A Shared Global Database? Hmmm…
The last time the music industry tried to create a “global repertoire database” to make those questions easily answerable, the project collapsed in 2014 after £8 million in spending and lots of arguments between the project’s many cooks.
Three years on, this is where blockchain comes in — at least according to startups like Dot Blockchain, Jaak, and Blokur, which are focusing on this problem.
“We see the real use case of blockchain in the music industry as quite simple: We need one place to put all of the rights information…and a database is quite a bad place to put it,” Vaughn McKenzie, CEO of Jaak, said at the recent Slush Music conference’s blockchain panel.
“Lots of organizations that have lots and lots of data, they’re not really talking to one another, and their systems aren’t really talking to one another,” said Blokur’s Emma McIntyre at the same event. “The very nature of blockchain allows you to synchronize all of those databases, and that, for us, is where a lot of the value really comes from.”
(Every music industry conference includes a blockchain panel nowadays. “So many blockchain panels! There must be one a day,” says Heap at the Mycelia launch. One coffee break later, her stage plays host to that day’s example.)
McKenzie boiled the pitch down to a “big spreadsheet in the sky” of information on recordings and songs: Every entity involved is sharing their data, but it still belongs to them.
Creative Passports
Mycelia has moved in to this world, too. At her event, Heap unveils something called a creative passport, which musicians will populate with all their data — from songwriting splits to remixing permissions — for blockchain-friendly digital music services to access.
“If you’re an artist, you want a hub, a connective hub between yourself and anyone who wants to do business with yourself or your songs,” Heap says. “Nobody should own the data but us, because we generate it.”
Heap and her team set off on a Mycelia-branded tour in 2018: a three-day music and tech festival visiting 40 to 45 cities over the course of the year. While signing up local musicians for creative passports is a key goal, Heap hopes it will also bring together artists, startups, music services, and individual developers for other kinds of creative collaboration.

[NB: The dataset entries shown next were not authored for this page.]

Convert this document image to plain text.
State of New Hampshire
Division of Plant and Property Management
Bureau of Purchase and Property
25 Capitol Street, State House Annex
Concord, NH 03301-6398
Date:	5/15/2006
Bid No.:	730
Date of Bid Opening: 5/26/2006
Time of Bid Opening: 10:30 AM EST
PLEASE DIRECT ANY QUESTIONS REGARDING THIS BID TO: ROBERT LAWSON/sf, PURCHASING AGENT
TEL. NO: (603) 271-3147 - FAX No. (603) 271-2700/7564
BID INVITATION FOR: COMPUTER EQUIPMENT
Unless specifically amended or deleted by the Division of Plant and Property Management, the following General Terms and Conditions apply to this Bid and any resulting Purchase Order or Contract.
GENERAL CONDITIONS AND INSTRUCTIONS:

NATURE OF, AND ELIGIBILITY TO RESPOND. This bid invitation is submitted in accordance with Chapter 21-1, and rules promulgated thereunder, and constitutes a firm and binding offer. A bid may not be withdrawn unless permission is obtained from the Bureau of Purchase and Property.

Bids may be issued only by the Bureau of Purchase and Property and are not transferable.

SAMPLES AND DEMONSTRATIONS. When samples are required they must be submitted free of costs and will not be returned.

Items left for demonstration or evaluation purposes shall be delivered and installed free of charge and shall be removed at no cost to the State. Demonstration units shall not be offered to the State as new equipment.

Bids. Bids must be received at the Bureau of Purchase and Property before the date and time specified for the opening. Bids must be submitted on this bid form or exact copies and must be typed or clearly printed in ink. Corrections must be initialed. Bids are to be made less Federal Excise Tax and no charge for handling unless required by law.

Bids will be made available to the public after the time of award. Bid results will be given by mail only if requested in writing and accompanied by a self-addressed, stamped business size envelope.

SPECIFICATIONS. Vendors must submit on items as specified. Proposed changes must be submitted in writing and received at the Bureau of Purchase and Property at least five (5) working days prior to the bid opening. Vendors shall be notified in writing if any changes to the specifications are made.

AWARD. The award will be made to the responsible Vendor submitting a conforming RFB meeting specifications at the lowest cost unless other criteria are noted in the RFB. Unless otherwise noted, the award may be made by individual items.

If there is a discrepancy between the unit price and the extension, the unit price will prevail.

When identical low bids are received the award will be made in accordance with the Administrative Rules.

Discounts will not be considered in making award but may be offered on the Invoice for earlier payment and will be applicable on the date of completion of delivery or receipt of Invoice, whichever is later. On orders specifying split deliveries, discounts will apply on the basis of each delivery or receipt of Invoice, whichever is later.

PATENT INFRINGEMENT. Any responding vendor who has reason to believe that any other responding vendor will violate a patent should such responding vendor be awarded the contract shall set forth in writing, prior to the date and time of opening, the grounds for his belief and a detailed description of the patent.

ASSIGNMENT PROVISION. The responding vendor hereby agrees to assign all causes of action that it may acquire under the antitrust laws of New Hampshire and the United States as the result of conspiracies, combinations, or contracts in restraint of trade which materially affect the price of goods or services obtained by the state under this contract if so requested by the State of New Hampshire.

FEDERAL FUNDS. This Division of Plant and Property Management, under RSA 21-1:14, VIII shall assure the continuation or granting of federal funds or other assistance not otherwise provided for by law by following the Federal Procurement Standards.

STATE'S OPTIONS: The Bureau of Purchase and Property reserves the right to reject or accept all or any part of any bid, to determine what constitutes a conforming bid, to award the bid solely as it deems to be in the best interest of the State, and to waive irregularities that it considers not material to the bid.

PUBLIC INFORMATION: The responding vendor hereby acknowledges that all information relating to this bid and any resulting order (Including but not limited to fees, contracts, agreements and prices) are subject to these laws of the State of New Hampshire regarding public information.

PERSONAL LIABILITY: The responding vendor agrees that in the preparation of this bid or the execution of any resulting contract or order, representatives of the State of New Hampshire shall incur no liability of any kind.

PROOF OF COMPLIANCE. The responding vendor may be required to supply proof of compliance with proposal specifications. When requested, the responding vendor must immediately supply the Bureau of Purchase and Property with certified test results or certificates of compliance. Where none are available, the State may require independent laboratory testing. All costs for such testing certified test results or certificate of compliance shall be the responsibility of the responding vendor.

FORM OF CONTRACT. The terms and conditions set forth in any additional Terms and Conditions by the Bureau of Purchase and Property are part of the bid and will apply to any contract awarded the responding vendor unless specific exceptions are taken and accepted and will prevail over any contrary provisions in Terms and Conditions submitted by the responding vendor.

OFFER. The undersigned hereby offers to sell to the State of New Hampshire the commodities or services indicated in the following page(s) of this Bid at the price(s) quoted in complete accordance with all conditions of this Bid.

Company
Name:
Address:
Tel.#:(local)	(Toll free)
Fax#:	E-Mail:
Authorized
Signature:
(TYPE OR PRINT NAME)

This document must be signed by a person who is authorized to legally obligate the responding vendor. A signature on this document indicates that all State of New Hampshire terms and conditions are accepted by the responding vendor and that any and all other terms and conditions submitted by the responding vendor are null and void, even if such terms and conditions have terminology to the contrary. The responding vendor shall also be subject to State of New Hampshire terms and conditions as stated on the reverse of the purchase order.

There’s a lot of scepticism within the music industry about blockchain technology. Yes, some of that is people dismissing a technology they don’t understand, but plenty of it is people who do understand blockchain, and thus have well-developed bullshit filters for overconfident claims about destroying the middlemen or solving the great database problem.
We Need Prototypes in the Wild
There is a consensus, though, that what’s needed is more action rather than just words: actual blockchain music prototypes in the wild, and artists, managers, labels, publishers, and collecting societies getting hands-on experience of the potential strengths (and, yes, weaknesses) of the blockchain for music.

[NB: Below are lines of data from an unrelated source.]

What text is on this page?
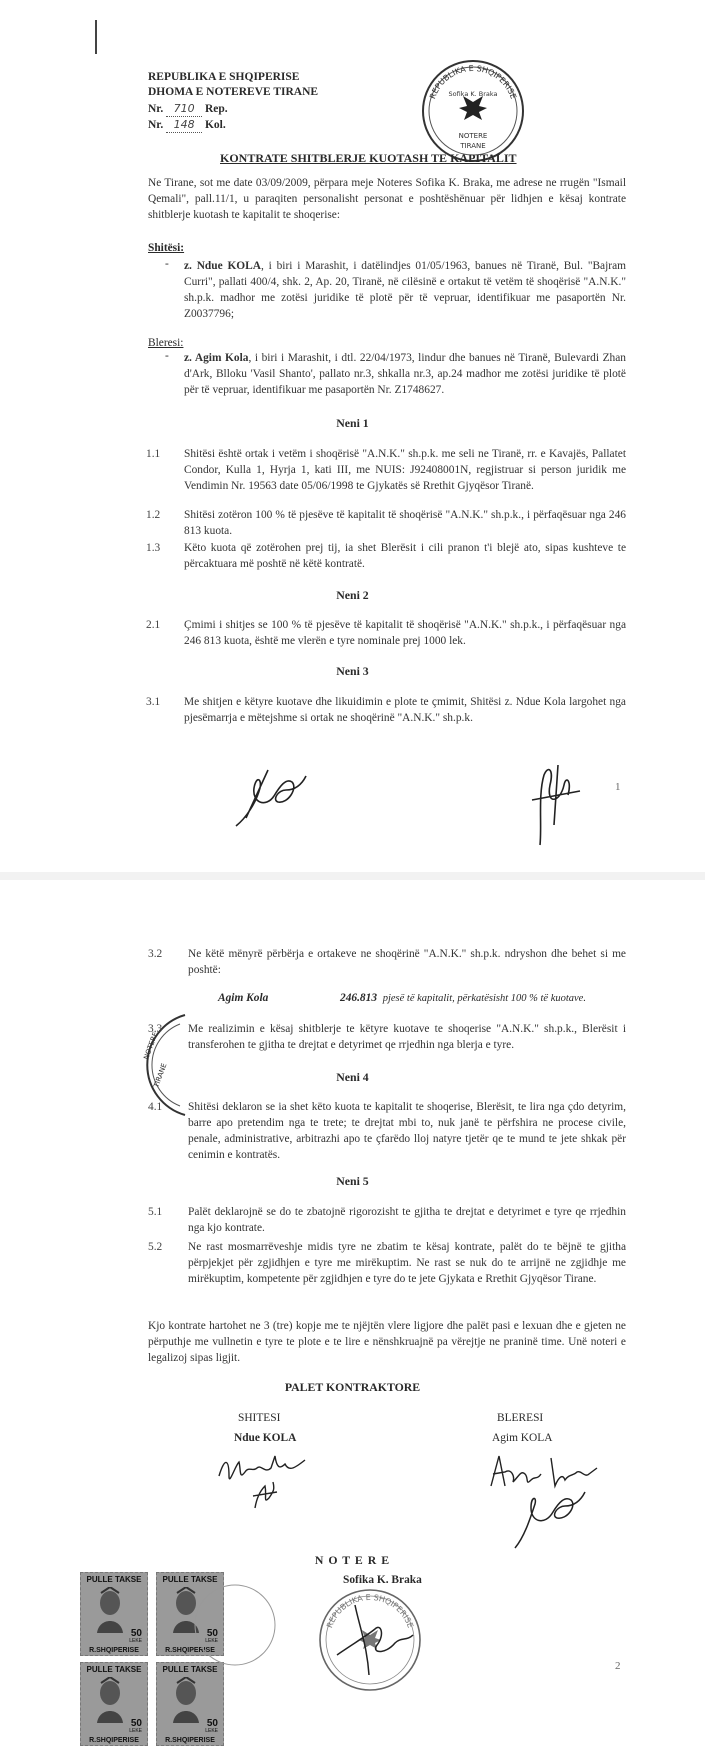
REPUBLIKA E SHQIPERISE
DHOMA E NOTEREVE TIRANE
Nr. 710 Rep.
Nr. 148 Kol.
REPUBLIKA E SHQIPERISE
Sofika K. Braka
NOTERE
TIRANE
KONTRATE SHITBLERJE KUOTASH TE KAPITALIT
Ne Tirane, sot me date 03/09/2009, përpara meje Noteres Sofika K. Braka, me adrese ne rrugën "Ismail Qemali", pall.11/1, u paraqiten personalisht personat e poshtëshënuar për lidhjen e kësaj kontrate shitblerje kuotash te kapitalit te shoqerise:
Shitësi:
- z. Ndue KOLA, i biri i Marashit, i datëlindjes 01/05/1963, banues në Tiranë, Bul. "Bajram Curri", pallati 400/4, shk. 2, Ap. 20, Tiranë, në cilësinë e ortakut të vetëm të shoqërisë "A.N.K." sh.p.k. madhor me zotësi juridike të plotë për të vepruar, identifikuar me pasaportën Nr. Z0037796;
Bleresi:
- z. Agim Kola, i biri i Marashit, i dtl. 22/04/1973, lindur dhe banues në Tiranë, Bulevardi Zhan d'Ark, Blloku 'Vasil Shanto', pallato nr.3, shkalla nr.3, ap.24 madhor me zotësi juridike të plotë për të vepruar, identifikuar me pasaportën Nr. Z1748627.
Neni 1
1.1 Shitësi është ortak i vetëm i shoqërisë "A.N.K." sh.p.k. me seli ne Tiranë, rr. e Kavajës, Pallatet Condor, Kulla 1, Hyrja 1, kati III, me NUIS: J92408001N, regjistruar si person juridik me Vendimin Nr. 19563 date 05/06/1998 te Gjykatës së Rrethit Gjyqësor Tiranë.
1.2 Shitësi zotëron 100 % të pjesëve të kapitalit të shoqërisë "A.N.K." sh.p.k., i përfaqësuar nga 246 813 kuota.
1.3 Këto kuota që zotërohen prej tij, ia shet Blerësit i cili pranon t'i blejë ato, sipas kushteve te përcaktuara më poshtë në këtë kontratë.
Neni 2
2.1 Çmimi i shitjes se 100 % të pjesëve të kapitalit të shoqërisë "A.N.K." sh.p.k., i përfaqësuar nga 246 813 kuota, është me vlerën e tyre nominale prej 1000 lek.
Neni 3
3.1 Me shitjen e këtyre kuotave dhe likuidimin e plote te çmimit, Shitësi z. Ndue Kola largohet nga pjesëmarrja e mëtejshme si ortak ne shoqërinë "A.N.K." sh.p.k.
1
NOTERE
TIRANE
3.2 Ne këtë mënyrë përbërja e ortakeve ne shoqërinë "A.N.K." sh.p.k. ndryshon dhe behet si me poshtë:
Agim Kola	246.813 pjesë të kapitalit, përkatësisht 100 % të kuotave.
3.3 Me realizimin e kësaj shitblerje te këtyre kuotave te shoqerise "A.N.K." sh.p.k., Blerësit i transferohen te gjitha te drejtat e detyrimet qe rrjedhin nga blerja e tyre.
Neni 4
4.1 Shitësi deklaron se ia shet këto kuota te kapitalit te shoqerise, Blerësit, te lira nga çdo detyrim, barre apo pretendim nga te trete; te drejtat mbi to, nuk janë te përfshira ne procese civile, penale, administrative, arbitrazhi apo te çfarëdo lloj natyre tjetër qe te mund te jete shkak për cenimin e kontratës.
Neni 5
5.1 Palët deklarojnë se do te zbatojnë rigorozisht te gjitha te drejtat e detyrimet e tyre qe rrjedhin nga kjo kontrate.
5.2 Ne rast mosmarrëveshje midis tyre ne zbatim te kësaj kontrate, palët do te bëjnë te gjitha përpjekjet për zgjidhjen e tyre me mirëkuptim. Ne rast se nuk do te arrijnë ne zgjidhje me mirëkuptim, kompetente për zgjidhjen e tyre do te jete Gjykata e Rrethit Gjyqësor Tirane.
Kjo kontrate hartohet ne 3 (tre) kopje me te njëjtën vlere ligjore dhe palët pasi e lexuan dhe e gjeten ne përputhje me vullnetin e tyre te plote e te lire e nënshkruajnë pa vërejtje ne praninë time. Unë noteri e legalizoj sipas ligjit.
PALET KONTRAKTORE
SHITESI
Ndue KOLA
BLERESI
Agim KOLA
N O T E R E
Sofika K. Braka
REPUBLIKA E SHQIPERISE
PULLE TAKSE
50
LEKE
R.SHQIPERISE
PULLE TAKSE
50
LEKE
R.SHQIPERISE
PULLE TAKSE
50
LEKE
R.SHQIPERISE
PULLE TAKSE
50
LEKE
R.SHQIPERISE
2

In that context, Mycelia’s creative passport, as well as Jaak’s plans for pilots with music rights-holders, Blockpool’s partnership with Björk to give fans cryptocurrency, Gramatik’s ICO, Dot Blockchain’s coalition of industry partnerships, and Ujo’s blockchain-powered online stores for musicians, all have a role to play.
Björk has already partnered with Blockpool.
“It’s a big vision. It might not all happen exactly as I’m presenting it. But if we don’t dream, nothing’s going to happen,” says Heap as she closes her keynote.
“What is the architecture of the world that we want it to be?” adds musician (and early blockchain advocate) Zoe Keating in the follow-up panel. She suggests that the blockchain — unlike some previous technology shifts for the music industry — could be artist-centred from the start.
“It’s a chance not to have that architecture built by companies who want to optimize it for their bottom line.”